Mit 12 zu 2 Stimmen bei 5 Enthaltungen ebenfalls angenommen hat die Kommission den Bundesbeschluss betreffend das Protokoll zur Änderung des Europäischen Übereinkommens zur Bekämpfung des Terrorismus (05.022). Mit diesem Protokoll soll der Terrorismus wirksamer bekämpft werden, indem den Terroristen die Möglichkeit genommen wird, sich auf den politischen Charakter ihrer strafbaren Handlungen zu berufen, um sich der Auslieferung zu entziehen und die Gewährung der Rechtshilfe zu verhindern. Eine kleine Minderheit der Kommission beantragt, auf Grund der Auslegungs- und Anwendungsprobleme, welche der Terrorismusbegriff stellt, nicht auf die Vorlage einzutreten.

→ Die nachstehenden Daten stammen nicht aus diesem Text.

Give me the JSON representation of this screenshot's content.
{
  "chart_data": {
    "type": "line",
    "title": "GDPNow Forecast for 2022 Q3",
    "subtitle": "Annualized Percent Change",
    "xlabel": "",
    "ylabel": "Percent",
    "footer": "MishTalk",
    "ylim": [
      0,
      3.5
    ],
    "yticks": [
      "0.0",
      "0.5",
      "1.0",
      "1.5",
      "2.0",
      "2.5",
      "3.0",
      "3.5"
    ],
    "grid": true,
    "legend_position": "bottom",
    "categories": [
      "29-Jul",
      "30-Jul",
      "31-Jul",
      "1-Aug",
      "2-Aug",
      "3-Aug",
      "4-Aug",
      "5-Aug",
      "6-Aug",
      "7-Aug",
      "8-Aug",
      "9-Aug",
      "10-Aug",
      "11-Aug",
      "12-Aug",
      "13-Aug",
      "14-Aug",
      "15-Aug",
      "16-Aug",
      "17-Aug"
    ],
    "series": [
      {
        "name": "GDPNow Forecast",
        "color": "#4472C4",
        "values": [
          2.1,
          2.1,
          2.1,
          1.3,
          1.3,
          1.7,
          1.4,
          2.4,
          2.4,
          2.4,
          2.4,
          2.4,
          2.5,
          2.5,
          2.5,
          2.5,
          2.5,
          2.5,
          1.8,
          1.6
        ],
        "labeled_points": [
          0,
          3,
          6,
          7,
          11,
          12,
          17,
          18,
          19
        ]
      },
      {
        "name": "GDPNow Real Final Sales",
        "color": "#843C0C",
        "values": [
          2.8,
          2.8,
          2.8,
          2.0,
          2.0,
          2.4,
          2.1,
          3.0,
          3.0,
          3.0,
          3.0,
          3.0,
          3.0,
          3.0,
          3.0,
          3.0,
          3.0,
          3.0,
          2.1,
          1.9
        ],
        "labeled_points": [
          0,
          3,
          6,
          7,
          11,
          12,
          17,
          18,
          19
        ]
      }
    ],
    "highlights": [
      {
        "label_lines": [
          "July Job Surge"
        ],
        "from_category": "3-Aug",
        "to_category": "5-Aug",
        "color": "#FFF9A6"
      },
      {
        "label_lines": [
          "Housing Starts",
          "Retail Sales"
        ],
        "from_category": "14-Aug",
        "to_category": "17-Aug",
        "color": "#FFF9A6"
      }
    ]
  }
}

Schliesslich beantragt die Kommission ohne Gegenstimme, dem Abkommen zwischen der Schweiz und Slowenien über die Zusammenarbeit bei der Bekämpfung der Kriminalität (05.016) zuzustimmen und den Bundesrat zur Ratifizierung zu ermächtigen.
Die Kommission hat am 26. und 27. Mai 2005 unter dem Vorsitz von Nationalrat Luzi Stamm (AG/SVP) und teils in Gegenwart von Bundesrat Christoph Blocher in Bern getagt.